ヤンさんは、サヨナラ公演でも振付を担当してくださった、チャーちゃんにとって浅からぬご縁のかた。「あの時悲しませちゃったファンに、今度は喜んでもらおうね!」とおっしゃってくださっているのだそう。
それだけでもう、ありがたくて泣けてくるというもの………。

ファンクラブも再結成されるそうで、4月にはお茶会を予定していますとのこと。わーい。
7月には舞台出演がもうひとつ決まっているそうです。

チャーちゃんのゆく道が、護られてありますように。


「FEMALE」を観にいきたい、もしくはファンクラブに入りたい、とお考えのかたがいらっしゃいましたら、詳細ご案内できますのでお気軽にメールくださいませ。
と、たいへんささやかながら販促活動をば(笑)


2008年02月07日(木) お誕生日だね

母のときは、亡くなったのが2月で誕生日は8月。
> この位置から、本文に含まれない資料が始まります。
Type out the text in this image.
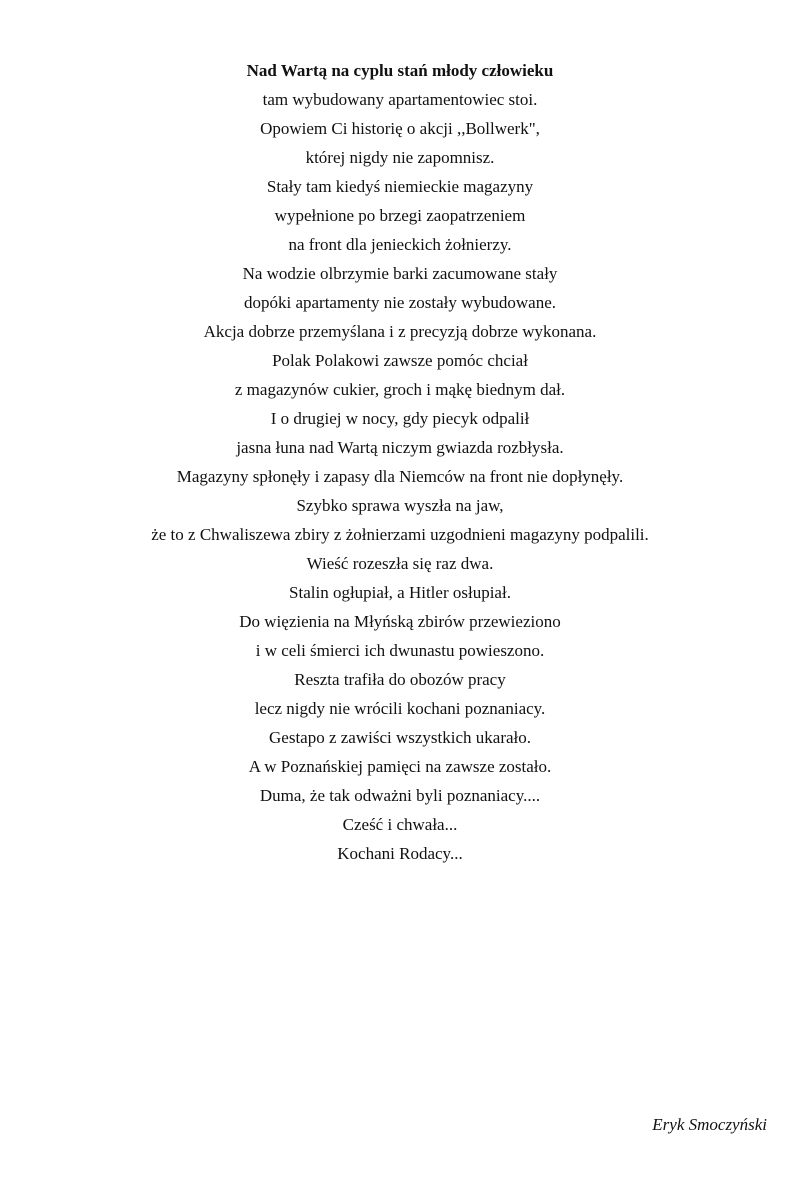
Nad Wartą na cyplu stań młody człowieku
tam wybudowany apartamentowiec stoi.
Opowiem Ci historię o akcji ,,Bollwerk",
której nigdy nie zapomnisz.
Stały tam kiedyś niemieckie magazyny
wypełnione po brzegi zaopatrzeniem
na front dla jenieckich żołnierzy.
Na wodzie olbrzymie barki zacumowane stały
dopóki apartamenty nie zostały wybudowane.
Akcja dobrze przemyślana i z precyzją dobrze wykonana.
Polak Polakowi zawsze pomóc chciał
z magazynów cukier, groch i mąkę biednym dał.
I o drugiej w nocy, gdy piecyk odpalił
jasna łuna nad Wartą niczym gwiazda rozbłysła.
Magazyny spłonęły i zapasy dla Niemców na front nie dopłynęły.
Szybko sprawa wyszła na jaw,
że to z Chwaliszewa zbiry z żołnierzami uzgodnieni magazyny podpalili.
Wieść rozeszła się raz dwa.
Stalin ogłupiał, a Hitler osłupiał.
Do więzienia na Młyńską zbirów przewieziono
i w celi śmierci ich dwunastu powieszono.
Reszta trafiła do obozów pracy
lecz nigdy nie wrócili kochani poznaniacy.
Gestapo z zawiści wszystkich ukarało.
A w Poznańskiej pamięci na zawsze zostało.
Duma, że tak odważni byli poznaniacy....
Cześć i chwała...
Kochani Rodacy...
Eryk Smoczyński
それなりに日数が経っていたこともあり、ここまでビビッドには心に響きませんでしたが、今回はまだ3週間も経っておりませんので、やはり痛い。いたたたた。

ちなみに今さら調べてみましたところ、阿久悠さんと同じお誕生日だったのですね。去年、追悼番組を見ながら「こんなにたくさんいい詞を書いてたんだなあ」と褒めていたので、その時気づけばよかったです。
なお、命日はオードリー・ヘップバーンと一緒でした。こちらはコメントのしようがイマイチありません。
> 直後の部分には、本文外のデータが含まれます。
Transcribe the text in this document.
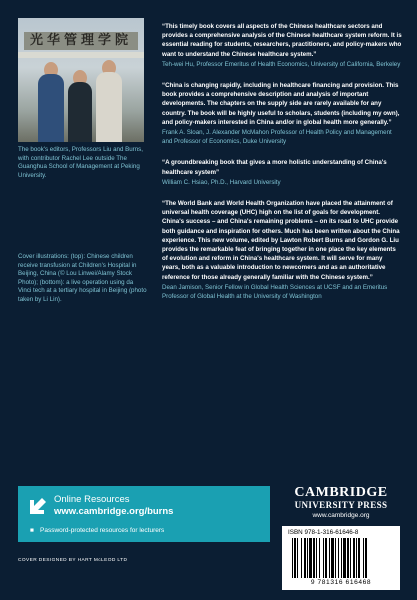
光华管理学院
The book's editors, Professors Liu and Burns, with contributor Rachel Lee outside The Guanghua School of Management at Peking University.
Cover illustrations: (top): Chinese children receive transfusion at Children's Hospital in Beijing, China (© Lou Linwei/Alamy Stock Photo); (bottom): a live operation using da Vinci tech at a tertiary hospital in Beijing (photo taken by Li Lin).
“This timely book covers all aspects of the Chinese healthcare sectors and provides a comprehensive analysis of the Chinese healthcare system reform. It is essential reading for students, researchers, practitioners, and policy-makers who want to understand the Chinese healthcare system.”
Teh-wei Hu, Professor Emeritus of Health Economics, University of California, Berkeley
“China is changing rapidly, including in healthcare financing and provision. This book provides a comprehensive description and analysis of important developments. The chapters on the supply side are rarely available for any country. The book will be highly useful to scholars, students (including my own), and policy-makers interested in China and/or in global health more generally.”
Frank A. Sloan, J. Alexander McMahon Professor of Health Policy and Management and Professor of Economics, Duke University
“A groundbreaking book that gives a more holistic understanding of China's healthcare system”
William C. Hsiao, Ph.D., Harvard University
“The World Bank and World Health Organization have placed the attainment of universal health coverage (UHC) high on the list of goals for development. China's success – and China's remaining problems – on its road to UHC provide both guidance and inspiration for others. Much has been written about the China experience. This new volume, edited by Lawton Robert Burns and Gordon G. Liu provides the remarkable feat of bringing together in one place the key elements of evolution and reform in China's healthcare system. It will serve for many years, both as a valuable introduction to newcomers and as an authoritative reference for those already generally familiar with the Chinese system.”
Dean Jamison, Senior Fellow in Global Health Sciences at UCSF and an Emeritus Professor of Global Health at the University of Washington
Online Resources
www.cambridge.org/burns
■ Password-protected resources for lecturers
COVER DESIGNED BY HART McLEOD LTD
CAMBRIDGE
UNIVERSITY PRESS
www.cambridge.org
ISBN 978-1-316-61646-8
9 781316 616468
次兄から「いま決裁書を見ていて気づいたけど、今日はお父さんの誕生日だね」というメールがきました。決裁書ってとこがなんかムカつくな(この間葬儀屋さんに渡していた名刺によると、次兄は統括部長という役職らしいです)。

いろいろお誕生日を祝ってきたはずなんですが。
80歳のときは銀座でお誕生会をしたりもしたのですが。
なんだかトホホなことしか思い出せません。
母を自宅で看ていた頃、余裕がなくて買ってきたお赤飯を出したら「上手に炊けたねえ」と言われて、買ってきたものだとはどうにも言えなくなったことが一番に頭から出てきました。それはどうなのか。

もう、歳はとらなくなっちゃったんだね。
百歳まで元気でいそうな気がしていましたよ。


2008年02月06日(水) われ泣きぬれて数字とたわむる

わたくしのいる会社は新年度のスタートが8月なので、1月末でちょうど上半期が終わったところ。すごくヘンな感じなんですがそうなんです。
ちなみに決算がまあまあよかったそうで、社長と経理からおつかれさまでしたのお菓子をもらいました。って、焼き菓子の詰め合わせの中から好きなのを1個選ぶだけですけど。

そして、もう2009年度(今年の8月〜来年の7月)の予算を出せー、とお上からお達しが。
予算策定そのものには携わっておりませんが、資料作りはすべてわたくしの仕事。あちこちから数字を拾って入力していきます。
正直なところ異なる文化圏の人がつくったExcelファイルは理解しづらく、苦難の連続です。しかも入力単位がUSドルなので、ケタが間違っててもとっさに気づきにくいという事態が(おい)。半年やってだいぶ慣れてはきましたけどね…。「めんどくさいー!!」とあたりかまわず叫びながらPCに向かってます。



こうやって忙しくしながら、新しい日常になじんでゆけるのでしょうかね。